Company Description
Surf is an AI intelligence platform dedicated to providing accurate and reliable insights for digital assets through an intuitive chat interface. By leveraging proprietary data and domain-specific models, Surf enables institutions and individual investors to analyze projects, assess market conditions, and make confident, data-driven investment decisions. Surf is committed to simplifying complex information and empowering users to navigate the digital asset landscape with ease and clarity.
Role Description
You’ll build and scale the core AI stack behind our product: training and fine-tuning models, building evaluation + data engines, and deploying reliable inference systems.
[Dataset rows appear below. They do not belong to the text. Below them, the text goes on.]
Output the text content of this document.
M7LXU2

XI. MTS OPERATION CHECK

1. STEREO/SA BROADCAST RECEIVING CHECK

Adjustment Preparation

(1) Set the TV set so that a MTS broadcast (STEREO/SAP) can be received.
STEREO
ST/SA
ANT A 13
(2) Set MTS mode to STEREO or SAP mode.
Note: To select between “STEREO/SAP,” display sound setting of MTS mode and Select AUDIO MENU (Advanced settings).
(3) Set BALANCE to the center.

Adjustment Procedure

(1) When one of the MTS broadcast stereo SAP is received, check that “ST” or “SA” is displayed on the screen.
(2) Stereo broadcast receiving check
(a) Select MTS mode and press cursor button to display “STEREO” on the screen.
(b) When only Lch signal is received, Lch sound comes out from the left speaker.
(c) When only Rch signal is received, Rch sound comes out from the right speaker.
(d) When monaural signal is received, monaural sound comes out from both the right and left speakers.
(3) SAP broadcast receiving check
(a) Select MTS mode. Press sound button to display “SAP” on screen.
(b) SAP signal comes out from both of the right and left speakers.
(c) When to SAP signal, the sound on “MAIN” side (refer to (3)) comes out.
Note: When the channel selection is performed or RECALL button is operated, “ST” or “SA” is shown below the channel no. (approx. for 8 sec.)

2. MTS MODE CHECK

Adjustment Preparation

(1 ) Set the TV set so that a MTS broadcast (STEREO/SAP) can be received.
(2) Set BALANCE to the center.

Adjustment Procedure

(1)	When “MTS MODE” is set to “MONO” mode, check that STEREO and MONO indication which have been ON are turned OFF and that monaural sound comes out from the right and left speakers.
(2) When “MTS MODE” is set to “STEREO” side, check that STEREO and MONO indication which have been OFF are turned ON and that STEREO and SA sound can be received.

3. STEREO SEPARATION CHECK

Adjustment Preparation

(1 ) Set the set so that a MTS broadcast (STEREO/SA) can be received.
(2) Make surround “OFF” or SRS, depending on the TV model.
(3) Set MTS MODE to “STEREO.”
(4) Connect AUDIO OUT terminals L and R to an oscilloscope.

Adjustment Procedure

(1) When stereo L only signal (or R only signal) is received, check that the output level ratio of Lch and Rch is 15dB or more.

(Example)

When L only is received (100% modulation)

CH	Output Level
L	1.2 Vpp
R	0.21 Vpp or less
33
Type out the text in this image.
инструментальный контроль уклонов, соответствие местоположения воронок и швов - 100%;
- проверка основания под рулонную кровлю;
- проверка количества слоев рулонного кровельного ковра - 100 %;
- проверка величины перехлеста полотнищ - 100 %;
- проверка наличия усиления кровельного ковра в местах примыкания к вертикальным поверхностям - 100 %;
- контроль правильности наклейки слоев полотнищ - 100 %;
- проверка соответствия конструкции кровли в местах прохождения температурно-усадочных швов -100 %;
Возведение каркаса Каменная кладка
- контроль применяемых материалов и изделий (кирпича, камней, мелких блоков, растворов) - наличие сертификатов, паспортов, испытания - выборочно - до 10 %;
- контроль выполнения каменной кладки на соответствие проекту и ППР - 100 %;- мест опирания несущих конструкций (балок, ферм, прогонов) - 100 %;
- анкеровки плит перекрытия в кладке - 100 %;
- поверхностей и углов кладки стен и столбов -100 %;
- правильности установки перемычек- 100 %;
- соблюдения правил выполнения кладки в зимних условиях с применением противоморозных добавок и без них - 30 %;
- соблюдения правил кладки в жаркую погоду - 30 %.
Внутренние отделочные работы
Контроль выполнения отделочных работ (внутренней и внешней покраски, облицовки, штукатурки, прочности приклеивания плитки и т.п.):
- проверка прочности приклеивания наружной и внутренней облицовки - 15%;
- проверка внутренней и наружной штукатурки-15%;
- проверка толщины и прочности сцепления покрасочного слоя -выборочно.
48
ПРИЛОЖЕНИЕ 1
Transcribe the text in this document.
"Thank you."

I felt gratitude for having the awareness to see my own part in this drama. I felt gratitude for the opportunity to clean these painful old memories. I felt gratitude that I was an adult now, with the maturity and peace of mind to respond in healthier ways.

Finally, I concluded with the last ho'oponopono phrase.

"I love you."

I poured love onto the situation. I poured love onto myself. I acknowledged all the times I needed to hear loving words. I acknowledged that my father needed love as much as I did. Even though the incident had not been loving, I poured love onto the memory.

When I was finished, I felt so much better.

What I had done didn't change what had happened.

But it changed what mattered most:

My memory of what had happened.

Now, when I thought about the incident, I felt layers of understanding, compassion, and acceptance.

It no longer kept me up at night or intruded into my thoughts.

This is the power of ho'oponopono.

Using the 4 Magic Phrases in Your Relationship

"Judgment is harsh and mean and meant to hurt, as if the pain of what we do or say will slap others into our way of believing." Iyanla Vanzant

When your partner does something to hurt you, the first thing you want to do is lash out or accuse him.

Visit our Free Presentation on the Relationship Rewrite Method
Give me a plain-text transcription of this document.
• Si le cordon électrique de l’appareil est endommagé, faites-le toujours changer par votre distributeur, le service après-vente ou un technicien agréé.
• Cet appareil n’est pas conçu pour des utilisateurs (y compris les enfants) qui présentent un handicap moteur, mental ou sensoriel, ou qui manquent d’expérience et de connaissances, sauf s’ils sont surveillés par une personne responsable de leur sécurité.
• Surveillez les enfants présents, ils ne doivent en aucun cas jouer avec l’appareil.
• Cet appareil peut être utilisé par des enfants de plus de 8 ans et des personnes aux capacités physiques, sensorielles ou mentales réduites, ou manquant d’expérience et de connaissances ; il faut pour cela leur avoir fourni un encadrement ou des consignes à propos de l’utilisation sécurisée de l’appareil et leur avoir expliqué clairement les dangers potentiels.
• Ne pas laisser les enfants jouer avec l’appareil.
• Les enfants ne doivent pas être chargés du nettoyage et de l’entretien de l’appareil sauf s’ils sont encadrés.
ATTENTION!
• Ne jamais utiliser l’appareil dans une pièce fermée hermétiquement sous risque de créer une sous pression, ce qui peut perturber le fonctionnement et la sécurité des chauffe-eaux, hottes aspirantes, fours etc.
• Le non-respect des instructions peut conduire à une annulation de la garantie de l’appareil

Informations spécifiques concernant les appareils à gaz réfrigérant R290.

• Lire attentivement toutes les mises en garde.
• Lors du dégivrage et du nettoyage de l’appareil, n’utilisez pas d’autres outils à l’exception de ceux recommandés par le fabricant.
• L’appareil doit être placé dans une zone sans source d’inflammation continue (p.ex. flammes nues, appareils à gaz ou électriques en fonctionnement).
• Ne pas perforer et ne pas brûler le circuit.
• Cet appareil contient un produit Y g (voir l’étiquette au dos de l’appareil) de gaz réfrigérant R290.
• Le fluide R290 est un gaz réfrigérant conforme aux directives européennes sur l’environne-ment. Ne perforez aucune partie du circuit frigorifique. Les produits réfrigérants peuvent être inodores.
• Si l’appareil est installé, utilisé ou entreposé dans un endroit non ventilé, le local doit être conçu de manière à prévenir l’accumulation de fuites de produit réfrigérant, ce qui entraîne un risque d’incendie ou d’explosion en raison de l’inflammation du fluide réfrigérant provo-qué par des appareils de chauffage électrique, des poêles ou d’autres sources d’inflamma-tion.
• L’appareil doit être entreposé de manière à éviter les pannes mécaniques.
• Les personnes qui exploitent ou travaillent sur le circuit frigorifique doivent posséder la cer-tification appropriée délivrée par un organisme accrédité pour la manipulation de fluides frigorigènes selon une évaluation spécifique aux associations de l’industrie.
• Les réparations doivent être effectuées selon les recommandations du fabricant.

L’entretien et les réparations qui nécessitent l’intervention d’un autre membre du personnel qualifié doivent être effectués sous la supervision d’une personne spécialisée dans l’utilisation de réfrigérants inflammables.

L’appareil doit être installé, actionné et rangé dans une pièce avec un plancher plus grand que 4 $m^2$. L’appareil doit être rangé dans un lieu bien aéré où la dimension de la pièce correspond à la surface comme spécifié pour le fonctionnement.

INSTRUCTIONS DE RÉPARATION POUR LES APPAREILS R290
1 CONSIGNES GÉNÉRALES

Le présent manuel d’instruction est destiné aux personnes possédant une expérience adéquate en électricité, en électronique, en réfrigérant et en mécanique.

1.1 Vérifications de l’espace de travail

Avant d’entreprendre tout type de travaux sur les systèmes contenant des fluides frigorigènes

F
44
This is a hands-on role for someone who likes owning the full loop: data → training → eval → deployment → monitoring → iteration.
Qualifications
- Hands-on experience fine-tuning LLMs, including SFT and preference tuning (e.g., DPO/ORPO), plus at least one of: distillation or adapter-based methods (e.g., LoRA/QLoRA).
- Experience scaling training with distributed setups (e.g., DDP/FSDP/DeepSpeed), using mixed precision, and doing GPU performance profiling/optimization (throughput, memory, utilization, bottlenecks).
- Familiarity with modern model serving and optimization stacks such as Triton, vLLM, TGI, or Ray Serve, including quantization workflows (e.g., AWQ/GPTQ/bitsandbytes) and latency/cost tuning.
- Experience building and shipping agentic systems using frameworks like LangGraph/LangChain, LlamaIndex (agents), Semantic Kernel, OpenAI Assistants-style tool calling, or similar—designing tool interfaces, state/plan management, retries, and guardrails for reliability in production.